SREBRENICA: Bosnian Muslims began marking the 25th anniversary of the Srebrenica massacre on Saturday, the worst atrocity on European soil since World War II, with the memorial ceremony sharply reduced as a result of the coronavirus pandemic.
Proceedings got underway in the morning with many mourners braving the tighter restrictions put in place to stem the spread of COVID-19.
At 1100 GMT, a ceremony laying to rest the remains of nine victims identified over the past year began at the memorial cemetery in Potocari, a village just outside Srebrenica that served as the base for the UN protection force during the conflict.
On July 11, 1995, after capturing the ill-fated town, Serb forces killed more than 8,000 Muslim men and boys in Srebrenica in a few days.
Sehad Hasanovic, 27, has a two-year-old daughter — the same age he was when he lost his father in the violence.
“It’s difficult when you see someone calling their father and you don’t have one,” Hasanovic said in tears, not dissuaded from attending the commemorations in spite of the virus.
His father, Semso, “left to go into the forest and never returned. Only a few bones have been found,” said Hasanovic.
Like his brother Sefik and father Sevko, Semso was killed when Bosnian Serb troops led by Ratko Mladic entered the Srebrenica enclave before systematically massacring Bosnian men and adolescents.
“The husbands of my four sisters were killed,” said Ifeta Hasanovic, 48, whose husband Hasib was one of the nine victims whose remains have been identified since July 2019.
“My brother was killed, so was his son.
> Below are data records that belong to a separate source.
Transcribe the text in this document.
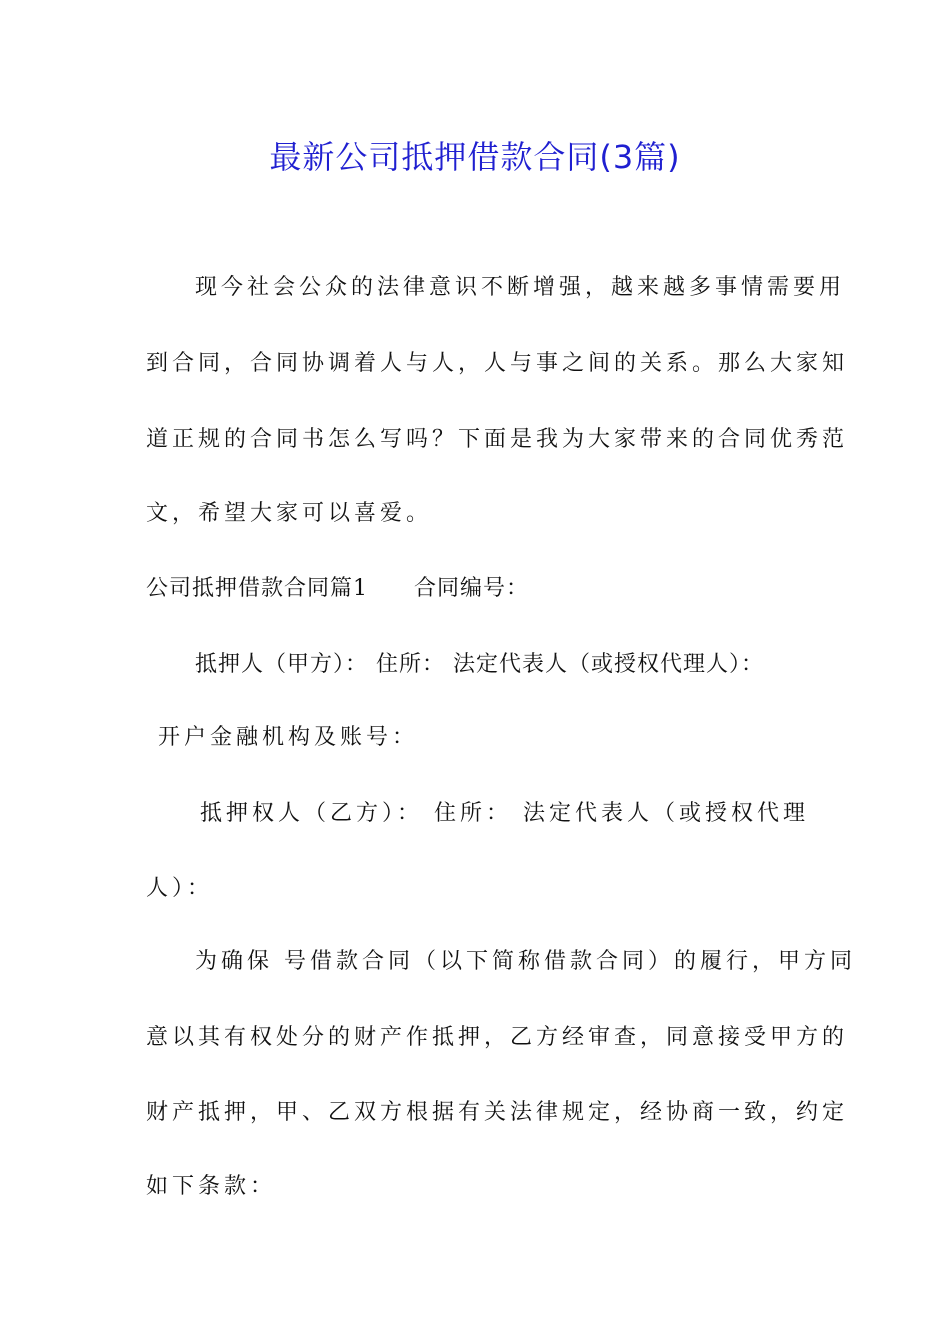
最新公司抵押借款合同(3篇)
现今社会公众的法律意识不断增强，越来越多事情需要用
到合同，合同协调着人与人，人与事之间的关系。那么大家知
道正规的合同书怎么写吗？下面是我为大家带来的合同优秀范
文，希望大家可以喜爱。
公司抵押借款合同篇1　　合同编号：
抵押人（甲方）： 住所： 法定代表人（或授权代理人）：
开户金融机构及账号：
抵押权人（乙方）： 住所： 法定代表人（或授权代理
人）：
为确保 号借款合同（以下简称借款合同）的履行，甲方同
意以其有权处分的财产作抵押，乙方经审查，同意接受甲方的
财产抵押，甲、乙双方根据有关法律规定，经协商一致，约定
如下条款：
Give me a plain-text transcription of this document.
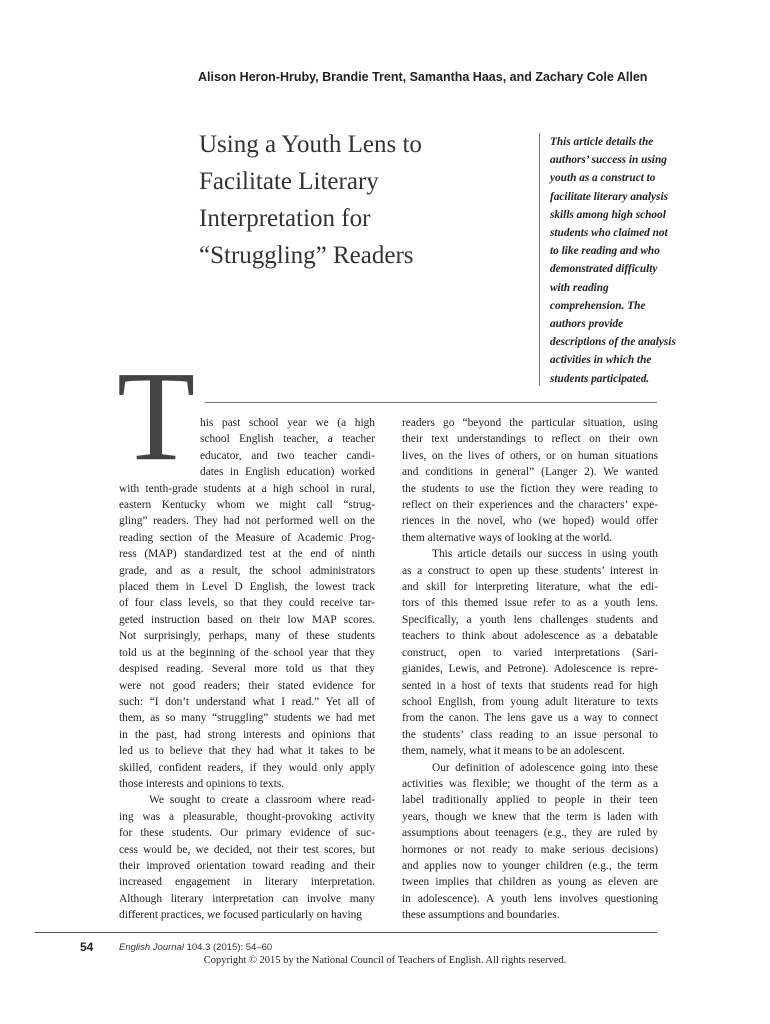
Alison Heron-Hruby, Brandie Trent, Samantha Haas, and Zachary Cole Allen
Using a Youth Lens to
Facilitate Literary
Interpretation for
“Struggling” Readers
This article details the
authors’ success in using
youth as a construct to
facilitate literary analysis
skills among high school
students who claimed not
to like reading and who
demonstrated difficulty
with reading
comprehension. The
authors provide
descriptions of the analysis
activities in which the
students participated.
T his past school year we (a high
school English teacher, a teacher
educator, and two teacher candi-
dates in English education) worked
with tenth-grade students at a high school in rural,
eastern Kentucky whom we might call “strug-
gling” readers. They had not performed well on the
reading section of the Measure of Academic Prog-
ress (MAP) standardized test at the end of ninth
grade, and as a result, the school administrators
placed them in Level D English, the lowest track
of four class levels, so that they could receive tar-
geted instruction based on their low MAP scores.
Not surprisingly, perhaps, many of these students
told us at the beginning of the school year that they
despised reading. Several more told us that they
were not good readers; their stated evidence for
such: “I don’t understand what I read.” Yet all of
them, as so many “struggling” students we had met
in the past, had strong interests and opinions that
led us to believe that they had what it takes to be
skilled, confident readers, if they would only apply
those interests and opinions to texts.
We sought to create a classroom where read-
ing was a pleasurable, thought-provoking activity
for these students. Our primary evidence of suc-
cess would be, we decided, not their test scores, but
their improved orientation toward reading and their
increased engagement in literary interpretation.
Although literary interpretation can involve many
different practices, we focused particularly on having
readers go “beyond the particular situation, using
their text understandings to reflect on their own
lives, on the lives of others, or on human situations
and conditions in general” (Langer 2). We wanted
the students to use the fiction they were reading to
reflect on their experiences and the characters’ expe-
riences in the novel, who (we hoped) would offer
them alternative ways of looking at the world.
This article details our success in using youth
as a construct to open up these students’ interest in
and skill for interpreting literature, what the edi-
tors of this themed issue refer to as a youth lens.
Specifically, a youth lens challenges students and
teachers to think about adolescence as a debatable
construct, open to varied interpretations (Sari-
gianides, Lewis, and Petrone). Adolescence is repre-
sented in a host of texts that students read for high
school English, from young adult literature to texts
from the canon. The lens gave us a way to connect
the students’ class reading to an issue personal to
them, namely, what it means to be an adolescent.
Our definition of adolescence going into these
activities was flexible; we thought of the term as a
label traditionally applied to people in their teen
years, though we knew that the term is laden with
assumptions about teenagers (e.g., they are ruled by
hormones or not ready to make serious decisions)
and applies now to younger children (e.g., the term
tween implies that children as young as eleven are
in adolescence). A youth lens involves questioning
these assumptions and boundaries.
54	English Journal 104.3 (2015): 54–60
Copyright © 2015 by the National Council of Teachers of English. All rights reserved.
My mother-in-law lost another son as well as her husband.”
The episode — labelled as genocide by two international courts — came at the end of a 1992-1995 war between Bosnia’s Croats, Muslims and Serbs that claimed some 100,000 lives.
So far, the remains of nearly 6,900 victims have been found and identified from more than 80 mass graves.
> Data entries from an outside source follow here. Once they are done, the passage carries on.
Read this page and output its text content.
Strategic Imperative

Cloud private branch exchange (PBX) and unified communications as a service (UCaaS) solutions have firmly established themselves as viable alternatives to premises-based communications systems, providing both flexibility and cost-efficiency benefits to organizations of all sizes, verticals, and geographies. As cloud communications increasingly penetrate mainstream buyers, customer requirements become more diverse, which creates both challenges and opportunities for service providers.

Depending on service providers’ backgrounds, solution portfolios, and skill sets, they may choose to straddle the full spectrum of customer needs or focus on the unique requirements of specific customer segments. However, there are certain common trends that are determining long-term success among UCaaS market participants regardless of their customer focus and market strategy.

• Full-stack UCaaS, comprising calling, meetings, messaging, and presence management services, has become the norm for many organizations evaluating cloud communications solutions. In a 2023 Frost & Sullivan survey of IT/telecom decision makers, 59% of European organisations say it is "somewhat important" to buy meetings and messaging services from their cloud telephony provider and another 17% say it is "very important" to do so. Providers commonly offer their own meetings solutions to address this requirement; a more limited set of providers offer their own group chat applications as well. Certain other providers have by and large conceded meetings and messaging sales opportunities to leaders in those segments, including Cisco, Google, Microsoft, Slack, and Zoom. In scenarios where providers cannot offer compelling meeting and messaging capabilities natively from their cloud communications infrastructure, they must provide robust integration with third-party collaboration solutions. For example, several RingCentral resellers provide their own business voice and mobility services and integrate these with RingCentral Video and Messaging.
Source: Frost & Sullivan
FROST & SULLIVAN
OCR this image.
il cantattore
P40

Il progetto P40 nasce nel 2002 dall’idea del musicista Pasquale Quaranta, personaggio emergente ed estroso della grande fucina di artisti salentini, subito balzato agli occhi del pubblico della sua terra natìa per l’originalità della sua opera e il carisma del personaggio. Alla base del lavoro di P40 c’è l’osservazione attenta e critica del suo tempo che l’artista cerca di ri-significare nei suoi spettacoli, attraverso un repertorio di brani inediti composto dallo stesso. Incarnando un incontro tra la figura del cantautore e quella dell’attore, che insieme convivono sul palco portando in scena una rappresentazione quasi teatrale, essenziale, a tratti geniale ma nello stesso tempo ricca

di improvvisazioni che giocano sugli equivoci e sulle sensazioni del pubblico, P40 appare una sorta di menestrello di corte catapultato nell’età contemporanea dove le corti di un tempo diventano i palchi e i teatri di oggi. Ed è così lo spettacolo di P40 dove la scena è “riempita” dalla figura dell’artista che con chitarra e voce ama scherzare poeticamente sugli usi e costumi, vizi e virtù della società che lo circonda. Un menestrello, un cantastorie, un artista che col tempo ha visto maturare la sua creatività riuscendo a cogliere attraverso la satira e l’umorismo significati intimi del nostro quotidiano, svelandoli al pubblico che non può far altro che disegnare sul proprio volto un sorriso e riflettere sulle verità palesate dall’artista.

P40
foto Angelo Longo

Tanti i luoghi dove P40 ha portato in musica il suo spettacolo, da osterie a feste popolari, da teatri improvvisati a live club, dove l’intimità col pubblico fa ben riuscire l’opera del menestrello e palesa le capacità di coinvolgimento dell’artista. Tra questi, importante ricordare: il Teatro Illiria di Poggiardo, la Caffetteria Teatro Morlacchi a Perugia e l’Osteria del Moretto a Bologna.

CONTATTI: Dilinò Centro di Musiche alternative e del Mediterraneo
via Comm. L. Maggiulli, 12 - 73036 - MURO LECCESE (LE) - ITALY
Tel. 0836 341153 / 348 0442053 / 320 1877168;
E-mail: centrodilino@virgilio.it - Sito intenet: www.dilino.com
Bosnian Serb wartime military chief general Ratko Mladic, still revered as a hero by many Serbs, was sentenced to life in prison by a UN court in 2017 over war crimes including the Srebrenica genocide. He is awaiting the decision on his appeal.
Radovan Karadzic, a Bosnian Serb wartime political leader, was also sentenced to life in prison in The Hague.
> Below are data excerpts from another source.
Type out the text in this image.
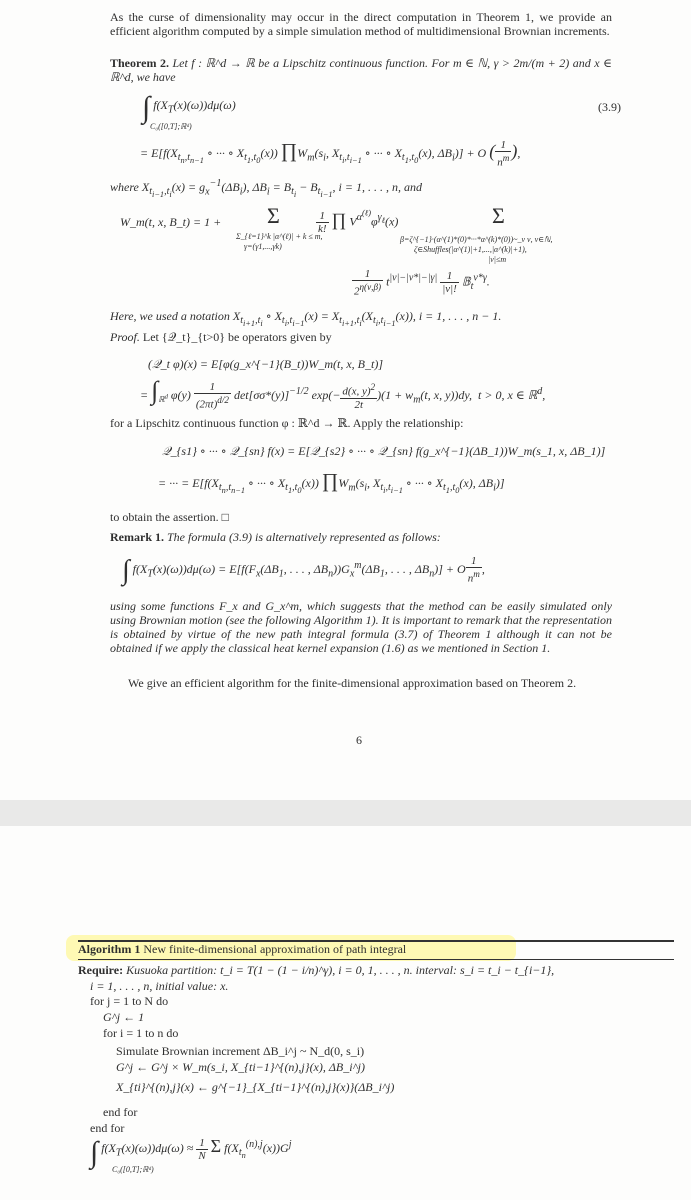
As the curse of dimensionality may occur in the direct computation in Theorem 1, we provide an efficient algorithm computed by a simple simulation method of multidimensional Brownian increments.
Theorem 2. Let f : ℝ^d → ℝ be a Lipschitz continuous function. For m ∈ ℕ, γ > 2m/(m + 2) and x ∈ ℝ^d, we have
∫ $f(X_T(x)(\omega))d\mu(\omega)$
C₀([0,T];ℝᵈ)
(3.9)
= $E[f(X_{t_n,t_{n-1}}$ ∘ ··· ∘ $X_{t_1,t_0}(x)$) $\prod W_m(s_i$, $X_{t_i,t_{i-1}}$ ∘ ··· ∘ $X_{t_1,t_0}(x)$, $\Delta B_i)] + O$ ( $\frac{1}{n^m}$ ),
where $X_{t_{i-1},t_i}(x) = g_x^{-1}(\Delta B_i)$, $\Delta B_i = B_{t_i} - B_{t_{i-1}}$, i = 1, . . . , n, and
W_m(t, x, B_t) = 1 + Σ
Σ_{ℓ=1}^k |α^(ℓ)| + k ≤ m,
γ=(γ1,...,γk)
$\frac{1}{k!}$ ∏ $V^{\alpha^{(\ell)}}\varphi^{\gamma_\ell}(x)$	Σ
β=ζ^{−1}·(α^(1)*(0)*···*α^(k)*(0))~_ν ν, ν∈ℕ,
ζ∈Shuffles(|α^(1)|+1,...,|α^(k)|+1),
|ν|≤m
$\frac{1}{2^{\eta(\nu,\beta)}} t^{|\nu|-|\nu*|-|\gamma|} \frac{1}{|\nu|!}$ 𝔹$_t^{\nu*\gamma}$.
Here, we used a notation $X_{t_{i+1},t_i}$ ∘ $X_{t_i,t_{i-1}}(x) = X_{t_{i+1},t_i}(X_{t_i,t_{i-1}}(x))$, i = 1, . . . , n − 1.
Proof. Let {𝒬_t}_{t>0} be operators given by
(𝒬_t φ)(x) = E[φ(g_x^{−1}(B_t))W_m(t, x, B_t)]
= $\int_{ℝ^d}$ $\varphi(y) \frac{1}{(2\pi t)^{d/2}} \det[\sigma\sigma*(y)]^{-1/2}$ $\exp(- \frac{d(x, y)^2}{2t} )(1 + w_m(t$, x, y))dy,  t > 0, x ∈ ℝ$^d$,
for a Lipschitz continuous function φ : ℝ^d → ℝ. Apply the relationship:
𝒬_{s1} ∘ ··· ∘ 𝒬_{sn} f(x) = E[𝒬_{s2} ∘ ··· ∘ 𝒬_{sn} f(g_x^{−1}(ΔB_1))W_m(s_1, x, ΔB_1)]
= ··· = $E[f(X_{t_n,t_{n-1}}$ ∘ ··· ∘ $X_{t_1,t_0}(x)$) $\prod W_m(s_i$, $X_{t_i,t_{i-1}}$ ∘ ··· ∘ $X_{t_1,t_0}(x)$, $\Delta B_i$)]
to obtain the assertion. □
Remark 1. The formula (3.9) is alternatively represented as follows:
∫ $f(X_T(x)(\omega))d\mu(\omega) = E[f(F_x(\Delta B_1$, . . . , $\Delta B_n))G_x^m(\Delta B_1$, . . . , $\Delta B_n)] + O \frac{1}{n^m}$ ,
using some functions F_x and G_x^m, which suggests that the method can be easily simulated only using Brownian motion (see the following Algorithm 1). It is important to remark that the representation is obtained by virtue of the new path integral formula (3.7) of Theorem 1 although it can not be obtained if we apply the classical heat kernel expansion (1.6) as we mentioned in Section 1.
We give an efficient algorithm for the finite-dimensional approximation based on Theorem 2.
6
Algorithm 1 New finite-dimensional approximation of path integral
Require: Kusuoka partition: t_i = T(1 − (1 − i/n)^γ), i = 0, 1, . . . , n. interval: s_i = t_i − t_{i−1},
i = 1, . . . , n, initial value: x.
for j = 1 to N do
G^j ← 1
for i = 1 to n do
Simulate Brownian increment ΔB_i^j ~ N_d(0, s_i)
G^j ← G^j × W_m(s_i, X_{ti−1}^{(n),j}(x), ΔB_i^j)
X_{ti}^{(n),j}(x) ← g^{−1}_{X_{ti−1}^{(n),j}(x)}(ΔB_i^j)
end for
end for
∫ $f(X_T(x)(\omega))d\mu(\omega) \approx \frac{1}{N}$ Σ $f(X_{t_n}^{(n),j}(x))G^j$
C₀([0,T];ℝᵈ)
The Srebrenica massacre is the only episode of the Bosnian conflict to be described as genocide by the international community.
And while for Bosnian Muslims recognizing the scale of the atrocity is a necessity for lasting peace, for most Serbs — leaders and laypeople in both Bosnia and Serbia — the use of the word genocide remains unacceptable.
In the run-up to the anniversary, Serbian President Aleksandar Vucic described Srebrenica as “something that we should not and cannot be proud of,” but he has never publicly uttered the word “genocide.”
Several thousand Serbs and Muslims live side by side in impoverished Srebrenica, a town in eastern Bosnia with just a few shops in its center.
On Friday, the town’s Serbian mayor Mladen Grujicic — who was elected in 2016 after a campaign based on genocide denial — said that “there is new evidence every day that denies the current presentation of everything that has happened.”
Bosnian Serb political leader Milorad Dodik has also described the massacre as a “myth.”
But on Friday, the Muslim member of Bosnia’s joint presidency, Sefik Dzaferovic, said: “We will tirelessly insist on the truth, on justice and on the need to try all those who have committed this crime.”
“We will fight against those who deny the genocide and glorify its perpetrators,” he said at the memorial center where he attended a collective prayer.
In order to avoid large crowds on Saturday, organizers have invited people to visit the memorial center over the whole month of July.
A number of different exhibitions are on display, including paintings by Bosnian artist Safet Zec.
Another installation, entitled “Why Aren’t You Here?” by US-Bosnian artist Aida Sehovic, comprises more than 8,000 cups of coffee spread out on the cemetery’s lawn.
“We still haven’t answered the question why they are no longer here,” she told AFP.
“How could this have happened in the heart of Europe, that people were killed in such a terrible way in a UN protected area? Not to mention the fact that the genocide is still being denied.”